Cloud handles signing; operator never touches key material. Output is base64 warrant to stdout.

3. Package naming — entry-point plugins don’t hit Issue #18005

For pip entry-point installs, Hermes sets manifest.name and manifest.key from ep.name (the pyproject.toml entry point key) — plugin.yaml is NOT read during entry-point discovery. Issue #18005 (directory name must match plugin.yaml name) affects filesystem plugins only.

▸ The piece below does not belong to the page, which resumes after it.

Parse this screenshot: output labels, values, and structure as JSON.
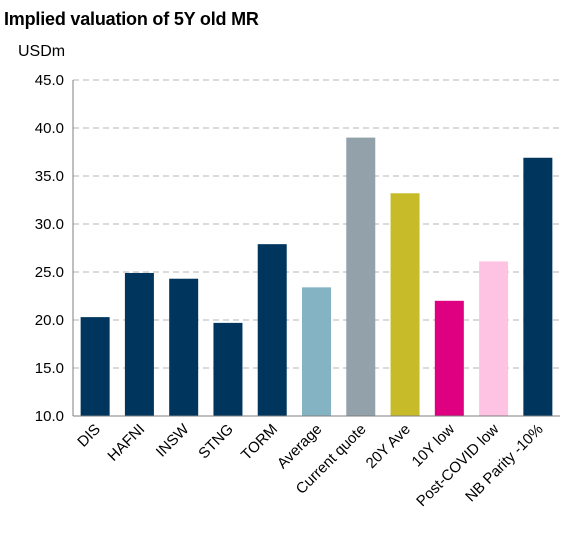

Required naming consistency:

Location Value
pyproject.toml entry point key hermes-tenuo
config.yaml plugins.enabled hermes-tenuo
config.yaml plugins.entries key hermes-tenuo
plugin.yaml name field hermes-tenuo
Python package directory hermes_tenuo
[project.entry-points."hermes_agent.plugins"]
hermes-tenuo = "hermes_tenuo"   # key = manifest name; value = Python module

4. execute_code sandbox — V1 boundary confirmed, V2 design specified

V1: pre_tool_call intercepts execute_code as a tool call (blocking unauthorized invocations). Code running inside the sandbox communicates back to the parent via RPC/MCP and may bypass the hook. Document this boundary explicitly; do not claim coverage of the sandbox interior.

V2: Inject the attenuated warrant into the sandbox’s environment block as a mandatory transport header on every upstream RPC call. A prompt-injection RCE inside the sandbox would still be bounded by the warrant attached to those RPC calls.

Open

5. Hermes ACP toolset: The hermes-acp toolset targets editor integrations (VS Code, Zed). Second distribution channel worth targeting post-launch — ACP users are developers who think about tool scoping.